Latent Class Analysis (LCA) is a statistical technique used to identify unobserved or latent subgroups within a population based on observed categorical variables. It is a type of finite mixture modelling that assumes the population consists of several distinct groups, each characterized by a unique pattern of responses or probabilities on the observed variables. It provides a valuable tool for understanding heterogeneity within populations and can help researchers gain insights into the characteristics and behaviour of different subgroups.
The goal of LCA is to assign individuals to the most appropriate latent class based on their patterns of responses to a set of categorical variables, which in this setting is employment barriers. It allows researchers to understand the underlying structure or typology of a population by identifying groups of individuals who share similar response patterns. In other words, it allows us to identify groups of individuals who share similar employment barriers.

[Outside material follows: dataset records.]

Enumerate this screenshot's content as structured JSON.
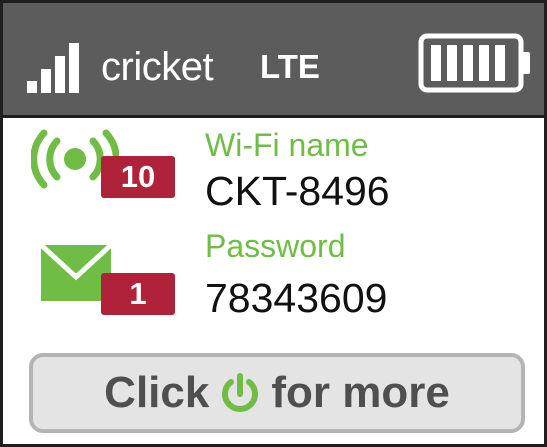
{
  "status_bar": {
    "carrier": "cricket",
    "network": "LTE",
    "signal_bars": 4,
    "battery_segments": 5,
    "battery_level": 1.0
  },
  "wifi": {
    "icon": "wifi-broadcast-icon",
    "connected_devices": "10",
    "label": "Wi-Fi name",
    "value": "CKT-8496"
  },
  "messages": {
    "icon": "envelope-icon",
    "unread_count": "1",
    "label": "Password",
    "value": "78343609"
  },
  "more_button": {
    "prefix": "Click",
    "icon": "power-icon",
    "suffix": "for more"
  },
  "colors": {
    "status_bar_bg": "#5c5c5c",
    "accent_green": "#6fbd44",
    "badge_red": "#b0223a",
    "button_bg": "#e4e4e4",
    "button_border": "#b4b4b4",
    "button_text": "#4f4f4f"
  }
}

LCA assumes that the observed categorical variables (i.e., the employment barriers) are indicators of the latent classes and that the relationship between the latent classes and the observed variables can be captured by probabilities.
The process of conducting LCA involves several steps. First, the number of latent classes needs to be specified based on theoretical considerations and/or model fit criteria. This process is described further below. Then, the model estimates the latent class probabilities and item-response probabilities using maximum likelihood estimation. Once the model is estimated, individuals can be assigned to the most likely latent class based on their response patterns.

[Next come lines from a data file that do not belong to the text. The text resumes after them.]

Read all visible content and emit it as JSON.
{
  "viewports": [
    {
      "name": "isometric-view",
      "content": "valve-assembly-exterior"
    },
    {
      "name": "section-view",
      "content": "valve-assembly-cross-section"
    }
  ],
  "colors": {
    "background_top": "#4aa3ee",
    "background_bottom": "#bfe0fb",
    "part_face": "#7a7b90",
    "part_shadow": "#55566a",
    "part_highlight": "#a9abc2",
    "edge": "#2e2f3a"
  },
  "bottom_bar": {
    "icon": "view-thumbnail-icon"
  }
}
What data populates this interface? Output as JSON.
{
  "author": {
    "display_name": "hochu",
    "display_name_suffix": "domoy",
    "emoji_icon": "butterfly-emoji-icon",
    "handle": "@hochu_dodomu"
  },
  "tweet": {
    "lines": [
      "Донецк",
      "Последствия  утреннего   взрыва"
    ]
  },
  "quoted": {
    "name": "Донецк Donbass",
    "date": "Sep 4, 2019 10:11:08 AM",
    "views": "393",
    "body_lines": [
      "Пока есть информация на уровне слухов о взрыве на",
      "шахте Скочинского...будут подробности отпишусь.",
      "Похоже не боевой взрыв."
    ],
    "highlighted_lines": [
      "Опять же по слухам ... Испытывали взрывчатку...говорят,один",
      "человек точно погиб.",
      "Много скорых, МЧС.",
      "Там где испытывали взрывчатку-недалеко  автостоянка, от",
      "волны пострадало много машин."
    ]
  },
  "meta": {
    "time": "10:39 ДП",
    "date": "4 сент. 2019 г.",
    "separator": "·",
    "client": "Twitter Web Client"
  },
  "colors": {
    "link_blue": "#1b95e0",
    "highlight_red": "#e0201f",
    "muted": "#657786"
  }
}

As mentioned above the number of latent classes needs to be specified based on theoretical considerations and/or model fit criteria. We use both strategies to determine the optimal number of groups. The point of departure is a baseline model with the ten identified barriers as the only inputs. We then estimate 20 model with number of groups varying from 1 to 20 groups. Similar to Fernandez et al. (2016), we calculate the Akaike Information Criterion (AIC), the Bayesian Information Criterion (BIC) and the classification error for each model.